Are people willing to travel? The answer likely depends on economics and cultural characteristics but the recent UEFA European Football Championship provided some data and trends. Eleven European cities hosted the EURO 2020 tournament, which was postponed from last year due to extensive lockdowns across Europe related to the pandemic. IATA data shows that looking at the bookings during EURO 2016, net ticket sales for travel during the event were similar to the number of passengers traveling one month before the event. However, bookings to this year’s host cities followed a different trend. During the event, there was a 40 percent increase in net ticket sales compared to the same period a month before the event. It is evident that major sports events are catalysts for air travel and once the travel restrictions are lifted, people are eager to travel.

Meanwhile Mexico was downgraded by the US Federal Aviation Administration (FAA) to category 2. As a result, airlines have no chance of adding routes from Mexico to US. That is important at any time but more so now that the airlines are depending on passenger volumes to survive. Mexico was the most connected country in the Latin America and Caribbean region in 2019, followed by Brazil. Mexico’s connectivity has grown at a significant rate of 58 percent over the five-year period from 2014 to 2019. A combination of strong catch-up growth in living standards and a young and fast-growing population in Mexico are forecast to generate the seventh-largest addition of domestic passengers and, with the US, the fifth-largest addition for a country-pair.

We need to recover our category standing with the FAA to cope with that expectation and market demand. The air transport sector supports jobs for 278,000 people in Mexico at airlines, airport operators, airport on-site enterprises (restaurants and retail), aircraft manufacturers and air navigation service providers. In addition, by buying goods and services from local suppliers, the sector supported another 345,000 jobs. On top of this, the sector is estimated to support a further 122,000 jobs through the wages it pays its employees, some or all of which are subsequently spent on consumer goods and services. Foreign tourists arriving by air to Mexico, who spend their money in the local economy, are estimated to support an additional 667,000 jobs. In total, more than 1.4 million jobs are supported by air transport and tourists arriving by air. We should take care of that industry, don’t you think?

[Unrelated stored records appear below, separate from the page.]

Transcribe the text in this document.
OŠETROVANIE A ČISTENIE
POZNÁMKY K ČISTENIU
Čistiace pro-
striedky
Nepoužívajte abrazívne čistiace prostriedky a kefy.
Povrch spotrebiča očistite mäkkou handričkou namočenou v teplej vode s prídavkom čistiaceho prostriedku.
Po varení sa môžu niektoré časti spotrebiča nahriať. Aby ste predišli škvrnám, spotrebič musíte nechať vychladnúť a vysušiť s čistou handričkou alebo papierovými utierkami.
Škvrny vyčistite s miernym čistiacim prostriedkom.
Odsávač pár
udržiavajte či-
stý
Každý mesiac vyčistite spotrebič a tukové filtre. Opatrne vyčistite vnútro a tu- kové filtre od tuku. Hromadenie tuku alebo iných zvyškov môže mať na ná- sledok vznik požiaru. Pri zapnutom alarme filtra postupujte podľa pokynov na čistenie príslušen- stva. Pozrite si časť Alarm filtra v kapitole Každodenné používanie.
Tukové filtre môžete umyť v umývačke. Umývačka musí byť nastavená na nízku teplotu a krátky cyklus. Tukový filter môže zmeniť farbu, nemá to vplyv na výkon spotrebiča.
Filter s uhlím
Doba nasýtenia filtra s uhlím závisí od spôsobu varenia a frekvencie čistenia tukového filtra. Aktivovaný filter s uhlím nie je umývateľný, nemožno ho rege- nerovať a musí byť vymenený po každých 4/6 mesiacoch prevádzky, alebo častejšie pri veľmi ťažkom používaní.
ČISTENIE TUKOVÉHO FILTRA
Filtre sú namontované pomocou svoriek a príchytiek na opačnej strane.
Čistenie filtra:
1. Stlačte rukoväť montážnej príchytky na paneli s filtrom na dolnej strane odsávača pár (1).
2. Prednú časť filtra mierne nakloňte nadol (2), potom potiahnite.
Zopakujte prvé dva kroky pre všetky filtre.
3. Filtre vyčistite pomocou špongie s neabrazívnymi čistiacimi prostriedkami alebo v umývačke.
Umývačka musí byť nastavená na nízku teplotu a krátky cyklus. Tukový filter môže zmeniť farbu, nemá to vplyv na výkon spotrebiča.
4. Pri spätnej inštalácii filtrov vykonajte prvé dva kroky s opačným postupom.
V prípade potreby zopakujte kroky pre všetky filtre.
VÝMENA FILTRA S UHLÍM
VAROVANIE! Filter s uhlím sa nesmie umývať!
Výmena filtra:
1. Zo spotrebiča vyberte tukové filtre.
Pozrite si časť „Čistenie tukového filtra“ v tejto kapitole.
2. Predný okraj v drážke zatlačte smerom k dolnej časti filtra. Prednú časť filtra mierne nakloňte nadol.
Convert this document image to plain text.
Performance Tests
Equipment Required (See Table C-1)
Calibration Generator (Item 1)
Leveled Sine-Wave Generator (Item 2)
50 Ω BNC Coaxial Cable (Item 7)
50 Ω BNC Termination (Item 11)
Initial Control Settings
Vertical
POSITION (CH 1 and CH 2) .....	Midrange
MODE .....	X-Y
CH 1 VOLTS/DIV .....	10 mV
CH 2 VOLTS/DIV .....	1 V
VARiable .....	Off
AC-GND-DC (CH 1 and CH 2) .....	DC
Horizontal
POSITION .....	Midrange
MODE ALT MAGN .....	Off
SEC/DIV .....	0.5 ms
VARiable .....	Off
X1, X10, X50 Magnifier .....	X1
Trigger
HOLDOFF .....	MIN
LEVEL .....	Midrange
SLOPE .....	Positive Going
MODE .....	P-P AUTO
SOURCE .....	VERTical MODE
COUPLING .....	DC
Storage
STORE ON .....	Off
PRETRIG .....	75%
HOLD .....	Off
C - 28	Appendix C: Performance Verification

According to IATA, the air transport industry, including airlines, and its supply chain are estimated to support US$24.1 million of GDP in Mexico. Spending by foreign tourists supports a further US $13.3 billion of the country’s GDP, totaling US$37.4 billion. In total, 3.5 percent of the country’s GDP is supported by inputs to the air transport sector and foreign tourists arriving by air. Our links with North America are undeniable, both culturally and commercially. That is reflected in North America’s standing as the largest market for passenger flows to and from Mexico, followed by Latin America and Europe. In total, 60.4 million passengers arrived from North America (91.2 percent), 3.2 million passengers arrived from Latin America (4.8 percent) and 2.3 million passengers arrived from Europe (3.4 percent).

As mentioned, the current market and economic environments are challenging, to say the least, for airlines globally. There is ray of hope coming from vaccines, economic recoveries and the willingness of people to travel but, at the same time, there have been setbacks caused by new waves and variants of the virus and the risk aversion of countries to open their borders. All in all, cargo activities represent a good avenue for the industry to catch up and governments need to continue issuing financial aid. The sector is really important for Mexico, particularly in relation to activities tied to tourism. Although the country has been too relaxed by not stopping arrivals from other countries, there is a notorious lack of support for airlines, airport infrastructure and tourism activities. Sadly, our government does not understand the industry’s potential and its importance to the economy. Coming from that viewpoint, it will be very difficult, if not impossible, to get help.